Con un movimiento ágil y experto, se agarró al nacimiento de la crin corta y erizada de Whinney y saltó sobre su lomo. Luego se dirigió hacia el refugio, guiando a la yegua con la presión de los músculos de las piernas pero sin pensar en ello –después de tanto tiempo, era ya un acto reflejo– y dejándola trotar a su paso. Oyó detrás a Corredor, que las seguía como de costumbre.

«No sé hasta cuándo podré montar en Whinney de un salto como ahora. Necesitaré algo en que apoyarme para subir cuando me aumente el vientre», pensó Ayla, invadida de una súbita satisfacción ante la idea de tener un hijo. Sus pensamientos volvieron a girar en torno al día anterior y el largo viaje recién concluido. Había conocido a tantas personas que era difícil recordarlas a todas. Jondalar tenía razón: en su mayoría, no era mala gente. «No debo permitir que los pocos que son desagradables, Marona, y Brukeval cuando se comporta como Broud, influyan negativamente en la impresión favorable que me han causado los demás. ¿Por qué siempre nos acordamos más fácilmente de las malas personas? Quizá porque no hay muchas.»

Era un día templado. El sol calentaba incluso la constante brisa. Cuando Ayla llegó a un estrecho afluente, poco más que un arroyuelo pero de aguas raudas y chispeantes, miró corriente arriba y vio una pequeña cascada en la pared rocosa. Sintió sed y, recordando que quería llenar el odre, se encaminó hacia el agua resplandeciente que resbalaba por el precipicio.

Desmontó y dejó abrevar a los caballos en la charca formada al pie de la cascada mientras ella bebía del hueco de las manos y llenaba el odre de agua fría y cristalina. Notándose refrescada y aún un tanto perezosa, se quedó allí sentada durante un rato y lanzó guijarros a la charca. Recorrió con la mirada aquel terreno desconocido para ella, fijándose de manera inconsciente en los detalles. Cogió otra piedra, la hizo girar en el interior de su mano, percibiendo la textura, mirándola sin verla y, finalmente, la tiró.

Tardó un rato en tomar plena conciencia de las características de aquella piedra. De pronto, a gatas, empezó a buscarla, y cuando la encontró –la misma u otra parecida–, la examinó con atención. Era un nódulo pequeño, de color dorado grisáceo, con las aristas afiladas y las caras planas de su estructura cristalina inherente.

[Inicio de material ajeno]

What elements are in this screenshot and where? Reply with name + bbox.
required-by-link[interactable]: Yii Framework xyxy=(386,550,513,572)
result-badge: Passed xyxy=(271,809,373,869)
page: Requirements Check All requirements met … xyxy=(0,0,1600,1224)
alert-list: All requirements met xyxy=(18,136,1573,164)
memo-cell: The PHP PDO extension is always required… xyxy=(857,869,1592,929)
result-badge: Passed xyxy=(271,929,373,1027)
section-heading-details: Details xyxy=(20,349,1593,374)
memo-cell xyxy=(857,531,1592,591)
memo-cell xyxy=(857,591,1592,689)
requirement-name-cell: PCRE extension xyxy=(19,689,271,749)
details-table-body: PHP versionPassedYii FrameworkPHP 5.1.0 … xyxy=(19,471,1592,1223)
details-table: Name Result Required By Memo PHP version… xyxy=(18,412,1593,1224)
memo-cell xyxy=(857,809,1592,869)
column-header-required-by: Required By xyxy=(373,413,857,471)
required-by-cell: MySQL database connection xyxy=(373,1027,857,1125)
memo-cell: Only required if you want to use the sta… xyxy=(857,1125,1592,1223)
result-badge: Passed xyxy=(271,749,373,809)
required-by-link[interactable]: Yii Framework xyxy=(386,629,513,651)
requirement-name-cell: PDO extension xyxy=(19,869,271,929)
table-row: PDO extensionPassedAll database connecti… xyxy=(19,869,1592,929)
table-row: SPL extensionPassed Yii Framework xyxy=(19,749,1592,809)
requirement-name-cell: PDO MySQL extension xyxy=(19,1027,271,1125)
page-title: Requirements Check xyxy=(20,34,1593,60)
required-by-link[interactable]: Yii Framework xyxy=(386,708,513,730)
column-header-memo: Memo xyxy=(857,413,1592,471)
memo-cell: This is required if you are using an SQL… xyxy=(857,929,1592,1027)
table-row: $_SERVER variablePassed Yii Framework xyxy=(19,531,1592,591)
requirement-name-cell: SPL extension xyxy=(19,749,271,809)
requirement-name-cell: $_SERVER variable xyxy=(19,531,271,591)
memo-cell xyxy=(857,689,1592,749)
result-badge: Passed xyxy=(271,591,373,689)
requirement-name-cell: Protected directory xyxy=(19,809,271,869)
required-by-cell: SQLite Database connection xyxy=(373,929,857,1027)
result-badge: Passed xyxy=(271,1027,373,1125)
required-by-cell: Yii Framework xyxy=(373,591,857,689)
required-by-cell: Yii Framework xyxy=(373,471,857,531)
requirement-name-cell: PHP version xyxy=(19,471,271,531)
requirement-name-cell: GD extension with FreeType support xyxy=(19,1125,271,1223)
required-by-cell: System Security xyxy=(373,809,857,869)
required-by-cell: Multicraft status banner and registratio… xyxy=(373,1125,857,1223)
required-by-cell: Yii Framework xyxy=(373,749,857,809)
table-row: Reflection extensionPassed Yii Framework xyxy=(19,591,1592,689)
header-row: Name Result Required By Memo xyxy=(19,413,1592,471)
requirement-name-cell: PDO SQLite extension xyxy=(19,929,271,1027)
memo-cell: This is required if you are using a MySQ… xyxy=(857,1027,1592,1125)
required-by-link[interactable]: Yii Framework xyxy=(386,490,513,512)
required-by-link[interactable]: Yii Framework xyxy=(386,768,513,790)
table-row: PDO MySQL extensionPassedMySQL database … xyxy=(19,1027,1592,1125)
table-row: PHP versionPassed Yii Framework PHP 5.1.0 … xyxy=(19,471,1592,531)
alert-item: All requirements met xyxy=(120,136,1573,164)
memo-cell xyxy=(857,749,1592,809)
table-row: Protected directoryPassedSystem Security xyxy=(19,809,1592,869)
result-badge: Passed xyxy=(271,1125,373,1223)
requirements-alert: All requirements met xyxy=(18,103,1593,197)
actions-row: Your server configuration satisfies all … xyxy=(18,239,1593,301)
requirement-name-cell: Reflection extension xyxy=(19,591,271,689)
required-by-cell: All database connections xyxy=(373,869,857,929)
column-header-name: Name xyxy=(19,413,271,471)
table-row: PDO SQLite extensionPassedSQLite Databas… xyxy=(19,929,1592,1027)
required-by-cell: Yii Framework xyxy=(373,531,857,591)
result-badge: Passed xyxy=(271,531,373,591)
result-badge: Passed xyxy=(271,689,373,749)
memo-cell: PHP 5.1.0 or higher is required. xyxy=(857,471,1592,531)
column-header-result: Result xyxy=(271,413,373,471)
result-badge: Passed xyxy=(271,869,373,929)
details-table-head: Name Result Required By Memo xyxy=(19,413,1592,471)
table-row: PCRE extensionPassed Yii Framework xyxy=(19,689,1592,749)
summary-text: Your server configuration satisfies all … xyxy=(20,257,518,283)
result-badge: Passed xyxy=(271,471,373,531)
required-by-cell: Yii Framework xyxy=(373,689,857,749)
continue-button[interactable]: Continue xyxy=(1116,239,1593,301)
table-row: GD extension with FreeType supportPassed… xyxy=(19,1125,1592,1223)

Sacó el cuchillo de sílex que llevaba en la funda prendida del cinturón y golpeó la piedra con el borde opuesto al filo. Saltaron chispas. Volvió a golpear.

–¡Es una piedra de fuego! –exclamó.

No había visto ninguna desde que abandonó el valle. Escrutó las piedras y guijarros esparcidos por la tierra y el lecho del arroyo y encontró otro fragmento de pirita de hierro y luego otro más. Con creciente entusiasmo, reunió varios trozos.

Sentada de cuclillas, observó el pequeño montón de piedras similares. «¡Hay piedras de fuego aquí! Sabiendo que podemos conseguir más no tendremos que tener tanto cuidado con las que nos quedan.» Estaba impaciente por mostrárselas a Jondalar.

Recogió unas cuantas piedras más y llamó con un silbido a Whinney, que se había apartado, atraída por unos suculentos pastos. Pero cuando se disponía a montar, vio a Jondalar acercarse a ellos con paso enérgico; iba acompañado por Lobo.